Farming leaders are offering an alternative sector-led proposal, which it would manage, to get the agricultural sector into an emissions pricing system by 2025, funded through the sector’s levy organisations, like Fonterra, Synlait, and NZ Beef and Lamb.
“The ICCC considered an arrangement like that proposed by the agriculture sector, but expressed some doubt over the ability to implement it. By consulting on it, the Government is creating an opportunity for it to be examined further,” James Shaw said.
The Government’s discussion document is now seeking public feedback on both the ICCC’s recommendations and the farming sector option over the next four weeks.
“We recognise the importance of maintaining farm profitability and understand that bringing agriculture into New Zealand’s emissions trading system requires that farmers are properly equipped to play their part in achieving the climate change goals needed to ensure our country is resilient and well-placed to grasp the opportunities low emissions food production can earn,” James Shaw said.
“It’s important to point out farmers and growers will have opportunities to earn money from their emissions reductions, and the Government is considering options to help farmers get credit for things like riparian planting to help them offset emissions,” Mr Shaw said.
“The options now up for discussion tie to an extensive Government action plan on climate change that includes:
- The Billion Trees programme
- $229 million in the Wellbeing Budget for sustainable land use – $122 million of this to support the on-farm changes required to unlock more value and use land more sustainably
- $60 million for agricultural climate change solutions and to improve the OVERSEER on-farm emissions data measurement tool.

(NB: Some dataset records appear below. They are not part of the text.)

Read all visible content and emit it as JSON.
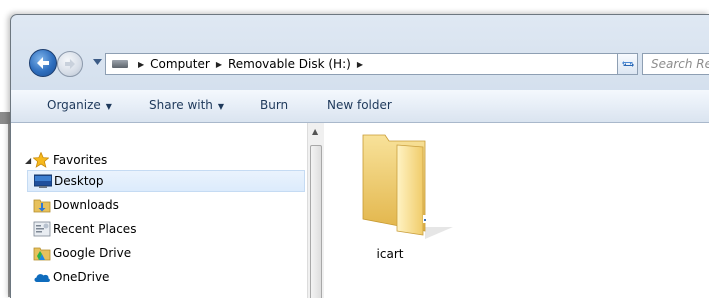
{
  "address": {
    "crumbs": [
      "Computer",
      "Removable Disk (H:)"
    ]
  },
  "search": {
    "placeholder": "Search Rem"
  },
  "toolbar": {
    "organize": "Organize",
    "share_with": "Share with",
    "burn": "Burn",
    "new_folder": "New folder"
  },
  "nav_pane": {
    "favorites": "Favorites",
    "items": [
      {
        "label": "Desktop",
        "icon": "desktop-icon",
        "selected": true
      },
      {
        "label": "Downloads",
        "icon": "downloads-folder-icon"
      },
      {
        "label": "Recent Places",
        "icon": "recent-places-icon"
      },
      {
        "label": "Google Drive",
        "icon": "google-drive-icon"
      },
      {
        "label": "OneDrive",
        "icon": "onedrive-icon"
      }
    ]
  },
  "content": {
    "items": [
      {
        "name": "icart",
        "icon": "folder-icon"
      }
    ]
  },
  "colors": {
    "toolbar_text": "#1e395b",
    "selection_bg": "#dcebfc",
    "folder": "#f3d67a"
  }
}
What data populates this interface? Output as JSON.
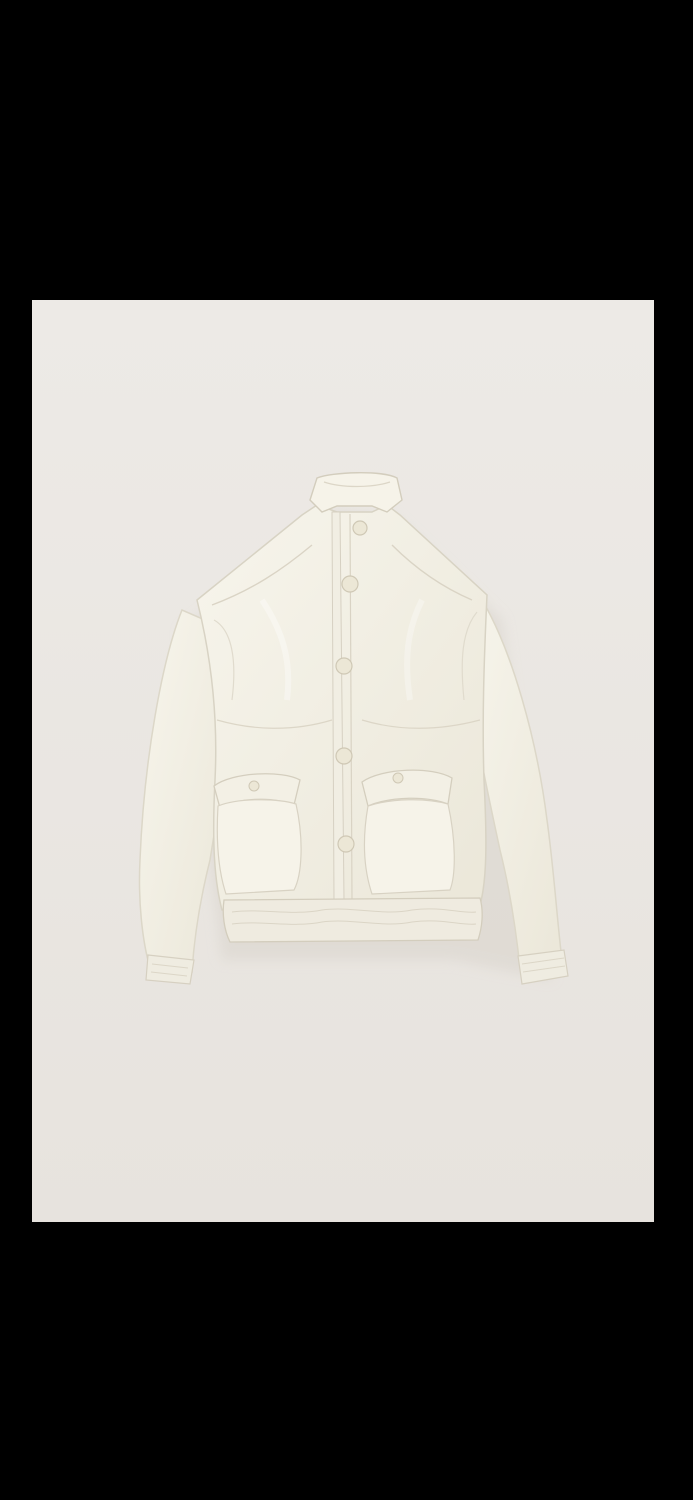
{
  "viewer": {
    "background_color": "#000000"
  },
  "photo": {
    "subject_icon": "jacket-photo",
    "background_color": "#ebe8e3",
    "garment_color": "#f4f1e6"
  }
}
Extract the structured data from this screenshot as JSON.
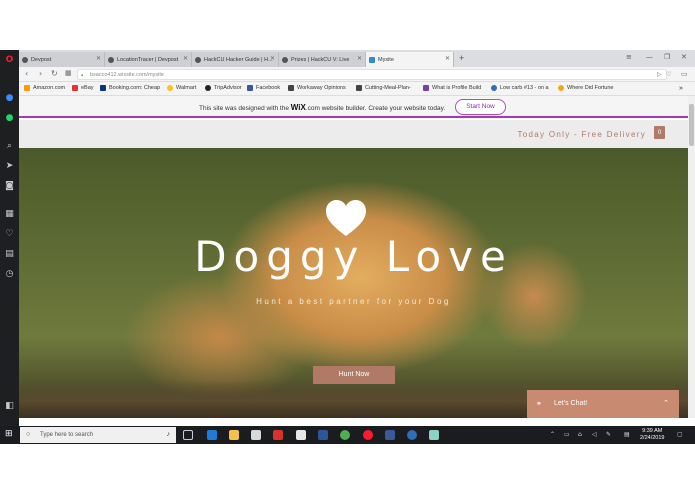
{
  "browser": {
    "tabs": [
      {
        "label": "Devpost"
      },
      {
        "label": "LocationTracer | Devpost"
      },
      {
        "label": "HackCU Hacker Guide | H..."
      },
      {
        "label": "Prizes | HackCU V: Live"
      },
      {
        "label": "Mysite"
      }
    ],
    "url": "bsacco412.wixsite.com/mysite",
    "bookmarks": [
      {
        "label": "Amazon.com"
      },
      {
        "label": "eBay"
      },
      {
        "label": "Booking.com: Cheap"
      },
      {
        "label": "Walmart"
      },
      {
        "label": "TripAdvisor"
      },
      {
        "label": "Facebook"
      },
      {
        "label": "Workaway Opinions"
      },
      {
        "label": "Cutting-Meal-Plan-"
      },
      {
        "label": "What is Profile Build"
      },
      {
        "label": "Low carb #13 - on a"
      },
      {
        "label": "Where Did Fortune"
      }
    ]
  },
  "wix_banner": {
    "text_before": "This site was designed with the",
    "brand": "WiX",
    "text_after": ".com website builder. Create your website today.",
    "button": "Start Now",
    "accent": "#a23bb5"
  },
  "site": {
    "promo": "Today Only - Free Delivery",
    "bag_count": "0",
    "hero_title": "Doggy Love",
    "hero_subtitle": "Hunt a best partner for your Dog",
    "hero_button": "Hunt Now",
    "chat_label": "Let's Chat!",
    "accent": "#b07a66"
  },
  "taskbar": {
    "search_placeholder": "Type here to search",
    "time": "9:39 AM",
    "date": "2/24/2019"
  }
}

- $14 billion over the next 10 years targeting better public transport, and other clean transport options, including the recent Clean Vehicles discount initiative.
“New Zealanders are committed to seeing greenhouse gas emissions reduced to levels that limit the impacts of climate change.
“What we’re working through, with proposals like these affecting agricultural emissions, is a range of options, initiatives and supports that can turn that commitment into meaningful action.
“We acknowledge and welcome the farming sector’s commitment to engage with the Government to be part of the climate change solution,” Mr Shaw said.